The strike called by the CWU which threatened most of the capitals mail service was a "shambles" according to senior postal workers who spoke to the London Daily News, with delivery vans able to cross picket lines in Rathbone Place, Mount Pleasant and Nine Elms delivery depots.
Delivery vans crossed picket lines on Friday because the strike ballots the CWU had conducted were apparently not complete and Royal Mail managers threatened if the drivers did not cross picket lines they would face the sack. The Royal Mail said:
"Ballots in the South London Mail Centre (processing side), Mount Pleasant Mail Centre and Rathone Place delivery office, we informed the union of discrepancies in the ballot."

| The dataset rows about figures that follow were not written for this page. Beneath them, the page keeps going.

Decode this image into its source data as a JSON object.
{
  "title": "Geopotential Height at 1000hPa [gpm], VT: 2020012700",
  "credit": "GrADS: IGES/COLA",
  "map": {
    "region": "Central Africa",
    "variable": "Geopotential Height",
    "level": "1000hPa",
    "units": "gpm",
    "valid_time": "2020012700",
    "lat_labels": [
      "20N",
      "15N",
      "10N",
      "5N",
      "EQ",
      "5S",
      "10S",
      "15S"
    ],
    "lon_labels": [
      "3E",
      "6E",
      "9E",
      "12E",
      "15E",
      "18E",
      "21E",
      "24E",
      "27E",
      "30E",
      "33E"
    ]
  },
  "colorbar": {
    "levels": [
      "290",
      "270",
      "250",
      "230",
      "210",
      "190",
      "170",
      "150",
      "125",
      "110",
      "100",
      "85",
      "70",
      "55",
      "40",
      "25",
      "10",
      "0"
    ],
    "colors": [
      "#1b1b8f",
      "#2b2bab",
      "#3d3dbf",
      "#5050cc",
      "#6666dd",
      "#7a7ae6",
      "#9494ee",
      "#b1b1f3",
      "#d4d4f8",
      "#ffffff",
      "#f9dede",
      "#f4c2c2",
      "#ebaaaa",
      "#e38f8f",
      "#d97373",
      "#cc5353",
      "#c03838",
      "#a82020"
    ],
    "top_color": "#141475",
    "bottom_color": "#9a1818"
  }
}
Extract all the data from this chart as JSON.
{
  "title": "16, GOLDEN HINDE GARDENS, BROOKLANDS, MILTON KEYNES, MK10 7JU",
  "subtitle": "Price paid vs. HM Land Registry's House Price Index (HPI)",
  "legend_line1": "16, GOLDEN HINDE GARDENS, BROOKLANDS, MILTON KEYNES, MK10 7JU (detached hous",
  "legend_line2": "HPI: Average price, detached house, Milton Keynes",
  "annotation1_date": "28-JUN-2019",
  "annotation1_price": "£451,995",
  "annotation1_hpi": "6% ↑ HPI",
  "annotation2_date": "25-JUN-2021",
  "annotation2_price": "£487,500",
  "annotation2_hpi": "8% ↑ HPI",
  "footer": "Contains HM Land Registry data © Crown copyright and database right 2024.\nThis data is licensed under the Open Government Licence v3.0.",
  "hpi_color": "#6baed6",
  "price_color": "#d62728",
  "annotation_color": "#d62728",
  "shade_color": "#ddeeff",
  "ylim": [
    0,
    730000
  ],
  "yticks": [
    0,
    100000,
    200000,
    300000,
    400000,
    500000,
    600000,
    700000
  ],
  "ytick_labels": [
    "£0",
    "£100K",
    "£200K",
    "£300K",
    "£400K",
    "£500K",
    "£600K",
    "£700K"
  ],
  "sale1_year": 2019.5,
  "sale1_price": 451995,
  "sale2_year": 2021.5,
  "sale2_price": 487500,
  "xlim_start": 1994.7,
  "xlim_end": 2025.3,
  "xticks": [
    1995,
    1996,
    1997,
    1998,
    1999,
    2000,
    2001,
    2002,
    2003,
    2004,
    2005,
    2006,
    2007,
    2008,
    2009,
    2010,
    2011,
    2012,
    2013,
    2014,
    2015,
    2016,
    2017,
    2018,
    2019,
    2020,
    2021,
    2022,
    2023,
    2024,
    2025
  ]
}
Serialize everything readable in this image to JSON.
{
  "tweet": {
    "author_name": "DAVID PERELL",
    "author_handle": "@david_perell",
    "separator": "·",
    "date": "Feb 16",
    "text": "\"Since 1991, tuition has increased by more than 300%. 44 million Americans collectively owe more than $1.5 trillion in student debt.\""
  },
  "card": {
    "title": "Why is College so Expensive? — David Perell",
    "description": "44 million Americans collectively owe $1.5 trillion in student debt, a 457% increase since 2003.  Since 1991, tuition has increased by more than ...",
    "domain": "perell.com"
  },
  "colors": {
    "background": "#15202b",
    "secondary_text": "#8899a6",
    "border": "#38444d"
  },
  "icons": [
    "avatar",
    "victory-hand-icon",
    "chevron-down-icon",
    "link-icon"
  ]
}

Indeed the Royal Mail was believed to have challenged the strike ballot at the High Court on Friday in an attempt to prevent the strike. A Royal Mail spokesman denied that any legal challenges were made, something the CWU reject.
One senior postal worker told the London Daily News:
"We should have postponed the strike and then scheduled a total shut down. The way it happened we are now made to look weaker in the negotiations with the Royal Mail I blame the CWU for not organising the strike properly."
There is a proposal now by the CWU to a 3 month moratorium were there will be no strikes on the basis there are no job cuts. In response to this the Royal Mail said:
"With productivity in London offices lagging behind the rest of the country – and in some parts of the capital by up to 35% below the best in other UK regions – it’s clear the CWU should honour fully existing agreements, including the agreement the union leadership signed in the presence of the TUC in 2007, which have led to the successful introduction of new ways of working in units throughout the rest of the UK.
The 2007 agreement covers the changes we urgently need to make in London as mail volumes fall at a rate of around 10% per annum with every 1% fall costing some £70 million annually in lost revenue. Royal Mail has already made similar changes in many delivery offices outside London and we are asking no more of employees in the capital than in the rest of the UK. As mail volumes fall and the type of mail we are carrying changes we must urgently adapt and become more efficient right across the country.